Abbiamo ricevuto e pubblichiamo questo testo inviatoci da un compagno friulano, in cui racconta il percorso che l’ha portato alla scoperta del Rifugio Casera Ditta. Situata in val Mesath questa casera fu un punto d’appoggio durante la Resistenza, oggi è un rifugio lontano dai sentieri più battuti dagli escursionisti, un luogo in cui il gestore Adriano negli ultimi anni ha organizzato incontri sulla Resistenza di ieri e quella di oggi. Fra pochi giorni vi si terrà una delle giornate di festeggiamento per i dieci anni di pubblicazione di Nunatak – Rivista di storie, culture, lotte della montagna, da sempre impegnata nel «dare voce alle esperienze di chi in montagna, oggi come ieri, vuole vivere e lottare, affinché una vita meno alienata e meno contaminata possa, giorno dopo giorno, scendere sempre più a valle».

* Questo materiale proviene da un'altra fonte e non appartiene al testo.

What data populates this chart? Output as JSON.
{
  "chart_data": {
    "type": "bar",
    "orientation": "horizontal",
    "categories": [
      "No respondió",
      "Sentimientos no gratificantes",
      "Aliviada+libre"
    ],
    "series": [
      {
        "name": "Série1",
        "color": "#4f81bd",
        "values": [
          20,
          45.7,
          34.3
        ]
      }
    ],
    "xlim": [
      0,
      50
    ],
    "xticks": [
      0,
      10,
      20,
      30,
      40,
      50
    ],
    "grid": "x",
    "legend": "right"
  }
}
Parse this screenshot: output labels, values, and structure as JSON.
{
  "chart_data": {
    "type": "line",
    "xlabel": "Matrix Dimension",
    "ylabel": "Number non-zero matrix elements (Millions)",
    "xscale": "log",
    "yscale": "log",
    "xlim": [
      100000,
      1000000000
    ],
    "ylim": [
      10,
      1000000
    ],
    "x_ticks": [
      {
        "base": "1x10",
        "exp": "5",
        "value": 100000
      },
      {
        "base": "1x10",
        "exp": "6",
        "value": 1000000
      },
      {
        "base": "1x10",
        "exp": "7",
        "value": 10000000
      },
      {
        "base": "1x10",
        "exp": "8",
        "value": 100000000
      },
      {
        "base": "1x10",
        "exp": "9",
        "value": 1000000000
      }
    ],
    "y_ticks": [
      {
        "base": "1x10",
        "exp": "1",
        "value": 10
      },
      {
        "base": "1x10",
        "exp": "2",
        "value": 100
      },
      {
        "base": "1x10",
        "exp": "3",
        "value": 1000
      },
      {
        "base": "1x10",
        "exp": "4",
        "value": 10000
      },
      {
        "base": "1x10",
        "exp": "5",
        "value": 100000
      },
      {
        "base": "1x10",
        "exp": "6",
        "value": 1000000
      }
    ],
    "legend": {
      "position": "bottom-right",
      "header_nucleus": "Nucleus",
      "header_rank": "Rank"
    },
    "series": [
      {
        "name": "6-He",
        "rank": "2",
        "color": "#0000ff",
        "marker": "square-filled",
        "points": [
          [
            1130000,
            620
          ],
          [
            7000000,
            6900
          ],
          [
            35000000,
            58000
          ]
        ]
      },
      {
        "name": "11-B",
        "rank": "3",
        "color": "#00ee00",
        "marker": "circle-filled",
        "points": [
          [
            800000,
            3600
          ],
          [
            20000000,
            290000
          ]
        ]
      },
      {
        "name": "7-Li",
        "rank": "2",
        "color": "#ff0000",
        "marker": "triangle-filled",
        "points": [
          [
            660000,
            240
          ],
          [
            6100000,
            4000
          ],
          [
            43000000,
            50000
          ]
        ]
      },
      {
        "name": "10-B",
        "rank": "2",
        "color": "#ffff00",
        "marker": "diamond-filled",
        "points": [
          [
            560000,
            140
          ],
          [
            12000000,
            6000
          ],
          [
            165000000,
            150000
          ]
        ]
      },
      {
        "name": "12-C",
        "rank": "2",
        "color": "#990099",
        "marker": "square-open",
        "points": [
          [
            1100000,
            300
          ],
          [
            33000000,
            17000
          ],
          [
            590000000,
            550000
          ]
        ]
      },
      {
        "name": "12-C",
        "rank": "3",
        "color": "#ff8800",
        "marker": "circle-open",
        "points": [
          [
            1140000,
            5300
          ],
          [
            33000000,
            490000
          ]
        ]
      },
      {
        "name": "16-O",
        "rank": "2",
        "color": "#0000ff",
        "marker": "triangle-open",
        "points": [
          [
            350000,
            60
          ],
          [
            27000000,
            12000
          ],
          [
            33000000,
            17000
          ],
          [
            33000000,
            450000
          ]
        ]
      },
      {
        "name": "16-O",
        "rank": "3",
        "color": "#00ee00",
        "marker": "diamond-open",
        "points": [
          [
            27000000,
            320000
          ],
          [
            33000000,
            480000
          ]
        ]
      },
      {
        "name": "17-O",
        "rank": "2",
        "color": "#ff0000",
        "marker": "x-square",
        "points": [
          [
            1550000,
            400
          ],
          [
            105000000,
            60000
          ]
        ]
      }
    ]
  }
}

Per chi non conoscesse la rivista Nunatak, qui può scaricare la maggior parte dei numeri pubblicati a partire dal 2006. Per informazioni e abbonamenti potete scrivere a nunatak@autistici.org.
Buona lettura.
La val Mesath a quasi tutti e tutte non dirà nulla. Quel ti-acca finale, probabilmente, ve la farebbe collocare molto lontano da dove essa, silente, selvaggia ed immobile, si nasconde ai più. Lo sciacallaggio della toponomastica ha codificato attraverso una zeta (o col classico suffisso -zzo) quel suono così familiare per gli ertani. Ci troviamo al limite occidentale della mia terra, il Friûl. A due passi da quel monumento ignobile che è la diga del Vajont, nemesi della didattica nel rapporto uomo-natura. Questa valle, all’escursionista superficiale o di passaggio, può sembrare un tempio della “wilderness” (gabbia linguistico-colonialista per indicare ipocritamente il non antropizzabile, il poco – o diversamente – redditizio). Ai “foresti” quei boschi posson sembrar verdi poemi che, al contrario, addolorano quei pochi che ne custodiscono la memoria. Qui era tutto un oceano di prati, miniere di fieno, laboratori alchemici dei carbonai, piste delle musse (le slitte utilizzate per la fienagione o per trasportar fascine). Oggi essa appare quasi invisa all’uomo, ma i ruderi delle malghe e delle casere son ancora lì. Giacigli per muschi. Frammenti architettonici donati al materico. Tra quelle tracce di condivisione leale fra uomo e territorio resiste una casera in particolare.